One of the advantages of the show-within-a-show is that it enables you to treat subjects that, in themselves, would probably not survive a network pitch meeting. Though big-network audiences will follow dramas about, say, sharky defense firms, building a primetime show about crisis communications management is probably a stretch too far, and maybe better suited to cable. (Showtime will try just that with House of Lies next year; Free Agents, set in a p.r. firm, is no longer for this world. Update: A follower reminds me that ABC will test the subject with Scandal in midseason too; good luck to them.) But The Good Wife, in its moral and narrative sophistication, is about the closest thing a broadcast network has to a cable drama—just enough to sublease some of its dramatic office space to the spinoff-within-a-show that I like to think of as “Eli Gold: PR!.”
The longer a series has been around, or the more expansive its plots, the more room it potentially has to become a kind of portmanteau series containing shows-within-shows. Season 2 of Treme, for instance, devoted part of its time to a storyline involving Janette (Kim Dickens), a New Orleans chef expatriated to New York City.
Not only was her character separated from much of the rest of the action for a good portion of the series, the subplot had a different subject—cooking, not music, being her chosen art—and even its own creative team, of a sort: David Simon brought in chef and TV host Anthony Bourdain to write for that storyline in particular. The subplot dealt with Janette’s feelings of mixed loyalty away from home—hence the famed Sazerac-throwing incident—but it was also very much just a story of the New York City restaurant scene and the personalities, chefs and critics in it.
It was a little esoteric, a little removed from the action, and also kind of beautiful.

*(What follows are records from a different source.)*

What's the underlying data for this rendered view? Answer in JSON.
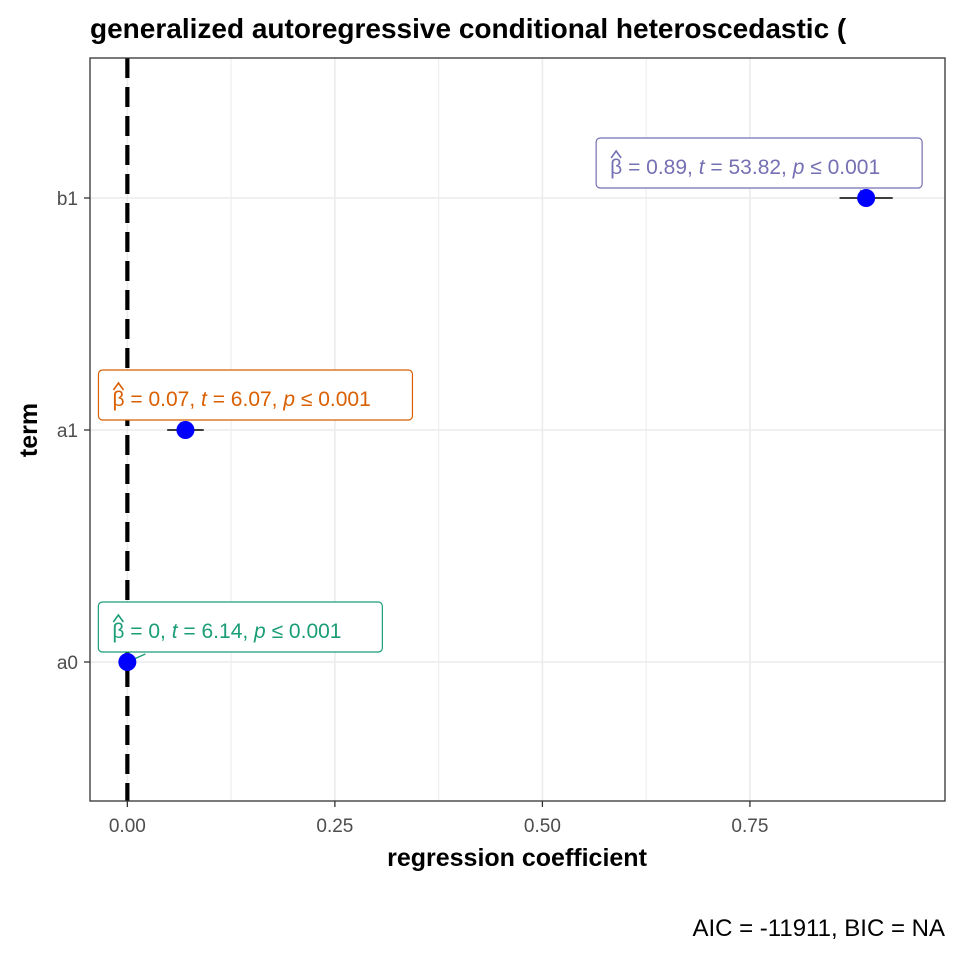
{
  "chart_data": {
    "type": "scatter",
    "title": "generalized autoregressive conditional heteroscedastic (",
    "xlabel": "regression coefficient",
    "ylabel": "term",
    "caption": "AIC = -11911, BIC = NA",
    "xlim": [
      -0.045,
      0.985
    ],
    "x_ticks": [
      0.0,
      0.25,
      0.5,
      0.75
    ],
    "x_tick_labels": [
      "0.00",
      "0.25",
      "0.50",
      "0.75"
    ],
    "categories": [
      "a0",
      "a1",
      "b1"
    ],
    "reference_line_x": 0,
    "grid": true,
    "points": [
      {
        "term": "a0",
        "estimate": 0.0,
        "conf_low": 0.0,
        "conf_high": 0.0,
        "label": {
          "beta": "0",
          "t": "6.14",
          "p": "0.001"
        },
        "color": "#1b9e77"
      },
      {
        "term": "a1",
        "estimate": 0.07,
        "conf_low": 0.048,
        "conf_high": 0.092,
        "label": {
          "beta": "0.07",
          "t": "6.07",
          "p": "0.001"
        },
        "color": "#d95f02"
      },
      {
        "term": "b1",
        "estimate": 0.89,
        "conf_low": 0.858,
        "conf_high": 0.922,
        "label": {
          "beta": "0.89",
          "t": "53.82",
          "p": "0.001"
        },
        "color": "#7570b3"
      }
    ]
  },
  "colors": {
    "point": "#0000ff",
    "grid": "#ebebeb",
    "panel_border": "#333333",
    "reference_line": "#000000"
  }
}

Very likely no TV network, even HBO, would sign up Anthony Bourdain to create a highly naturalistic drama about life in the kitchens of Manhattan restaurants. (Especially after a sitcom based on kitchen Confidential fizzled out years ago.) But making room for it as an almost interstitial show within Treme was a fine, rare extra—in New Orleans restaurant terms, a lagniappe.
There’s a danger, though, that arises when the spinoff-within-a-show threatens the balance of the show itself. NBC’s Up All Night is another prime example of one, which coincidentally happens to involve a TV show. I’ve been quite enjoying the Will Arnett and Christina Applegate sitcom, about the stresses, insecurities and exhaustion of new parenting. And I enjoy Maya Rudolph playing an outsized parody of a needy, demanding talk show host.
But that latter part of Up All Night is often so different from the former—more satirical, more fantastical, existing on a different level of reality—that it can feel like my TV is randomly switching between Parks and Recreation and 30 Rock. (Not to say that Up All Night is at the level of either yet.) Last week’s episode was the best yet at integrating the two worlds, with its subplot about Rudolph’s Ava feeling left out of her best friend’s new parenting life. But I wonder if it can maintain that balance going forward, or if I’m better off watching the show twice, fast-forwarding through a different half of it each time.
The dividing line between subplot and spinoff-within-a-show is fuzzy, of course, but I suspect there are a lot of other examples out there, especially on longer-running dramas and procedurals that I don’t follow as regularly. (And I haven’t even mention kids’ shows, which are much friendlier to the concept—see the mostly-separate Perry storylines in Phineas and Ferb.) Any spinoffs-within-a-show that you’re especially fond of? And should CBS go ahead and spin off Eli Gold: PR already?